Abstract

The ability of the therapeutic agents phenelzine (PZ) and hydralazine (HD) to stimulate the rate of protein degradation and H2O2 production in human red blood cells (RBC) was characterized. PZ- and HD-stimulated proteolysis, as monitored either by a fluorescence assay or by high-pressure liquid chromatography, occurred in a dose-, time- and hematocrit-dependent manner. The more potent PZ (0.5 mM), in RBC suspension or hemolysate, stimulated the rate of leucine release by 131 and 63%, respectively, whereas HD (1.0 mM) in RBC suspension or hemolysate produced increases of 133 and 66% in the rate of leucine release, respectively. PZ (0.75 mM) addition to red cells resulted in a rapid stimulation of H2O2 generation during the first hour of incubation, whereas HD (0.75 mM) addition to red cells produced a gradual increase in the rate of H2O2 production over 5 h of incubation.
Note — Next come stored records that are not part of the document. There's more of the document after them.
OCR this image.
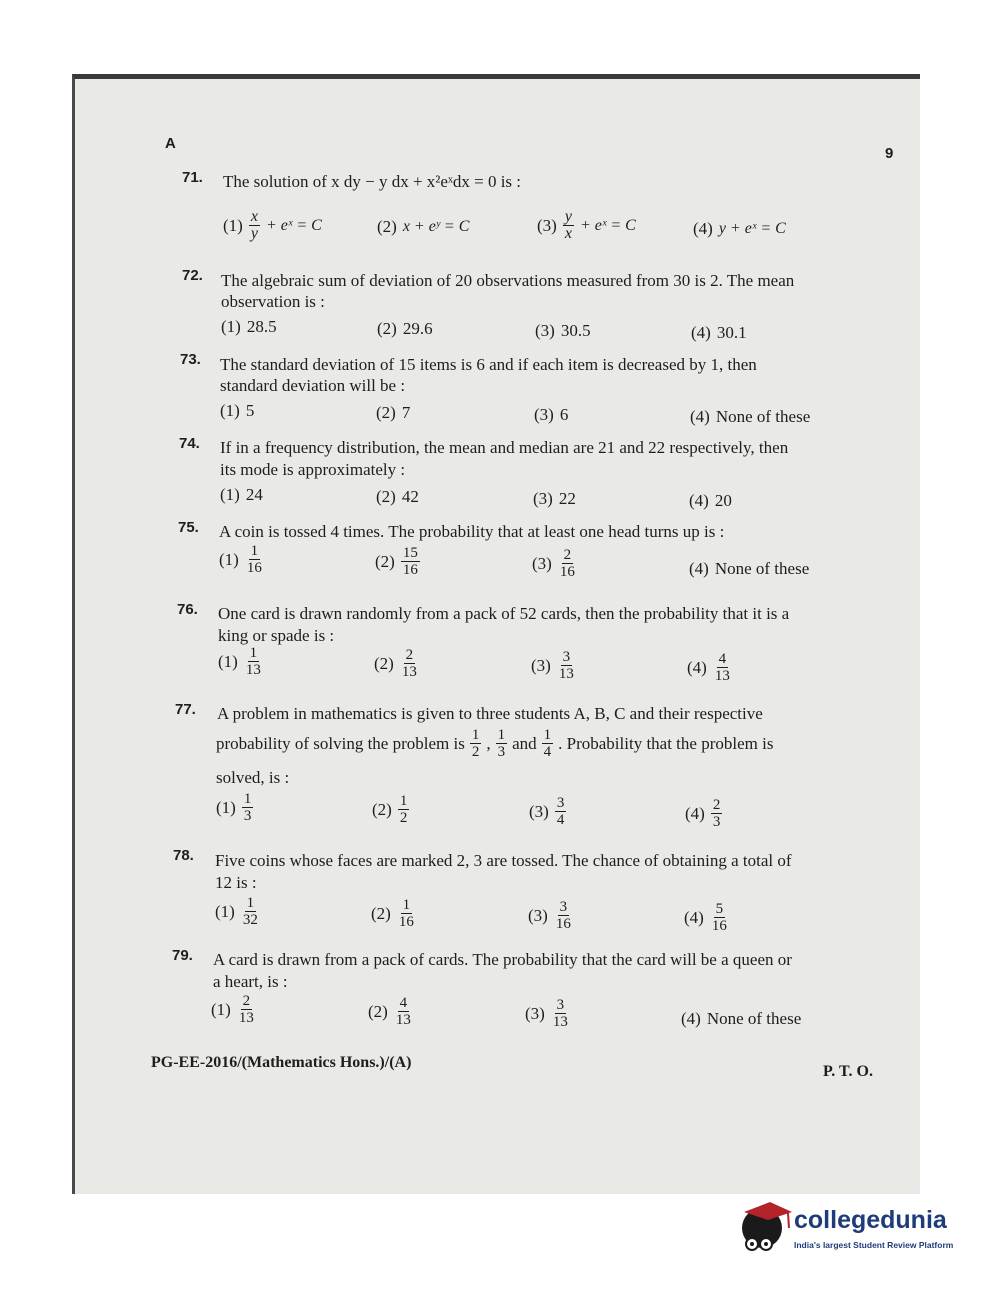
A
9
71. The solution of x dy − y dx + x²eˣdx = 0 is :
$(1) \frac{x}{y}$ + eˣ = C	(2) x + eʸ = C	$(3) \frac{y}{x}$ + eˣ = C	(4) y + eˣ = C
72. The algebraic sum of deviation of 20 observations measured from 30 is 2. The mean
observation is :
(1) 28.5	(2) 29.6	(3) 30.5	(4) 30.1
73. The standard deviation of 15 items is 6 and if each item is decreased by 1, then
standard deviation will be :
(1) 5	(2) 7	(3) 6	(4) None of these
74. If in a frequency distribution, the mean and median are 21 and 22 respectively, then
its mode is approximately :
(1) 24	(2) 42	(3) 22	(4) 20
75. A coin is tossed 4 times. The probability that at least one head turns up is :
$(1) \frac{1}{16}$	$(2) \frac{15}{16}$	$(3) \frac{2}{16}$	(4) None of these
76. One card is drawn randomly from a pack of 52 cards, then the probability that it is a
king or spade is :
$(1) \frac{1}{13}$	$(2) \frac{2}{13}$	$(3) \frac{3}{13}$	$(4) \frac{4}{13}$
77. A problem in mathematics is given to three students A, B, C and their respective
probability of solving the problem is $\frac{1}{2}$ , $\frac{1}{3}$ and $\frac{1}{4}$ . Probability that the problem is
solved, is :
$(1) \frac{1}{3}$	$(2) \frac{1}{2}$	$(3) \frac{3}{4}$	$(4) \frac{2}{3}$
78. Five coins whose faces are marked 2, 3 are tossed. The chance of obtaining a total of
12 is :
$(1) \frac{1}{32}$	$(2) \frac{1}{16}$	$(3) \frac{3}{16}$	$(4) \frac{5}{16}$
79. A card is drawn from a pack of cards. The probability that the card will be a queen or
a heart, is :
$(1) \frac{2}{13}$	$(2) \frac{4}{13}$	$(3) \frac{3}{13}$	(4) None of these
PG-EE-2016/(Mathematics Hons.)/(A)
P. T. O.
collegedunia
India's largest Student Review Platform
Substantial inhibition of PZ- and HD-stimulated proteolysis in RBC was observed with N-acetylcysteine, N-ethylmaleimide and the inhibitors of methemoglobin reduction, NADP and 2'AMP. In contrast, antioxidants dithiothreitol, dimethylthiourea, dimethyl sulfoxide and dimethylfuran had little effect on the rates of PZ- and HD-stimulated protein degradation. Western blot analysis demonstrated little change in the membrane-bound levels of the calcium-activated neutral protease calpain after incubation with PZ or HD. However, PZ- and HD-stimulated amino acid release was inhibited (approximately 30-50%) by the calcium chelator EGTA, suggesting a potential role for calcium-activated neutral protease and divalent metal cations in PZ- and HD-stimulated proteolysis.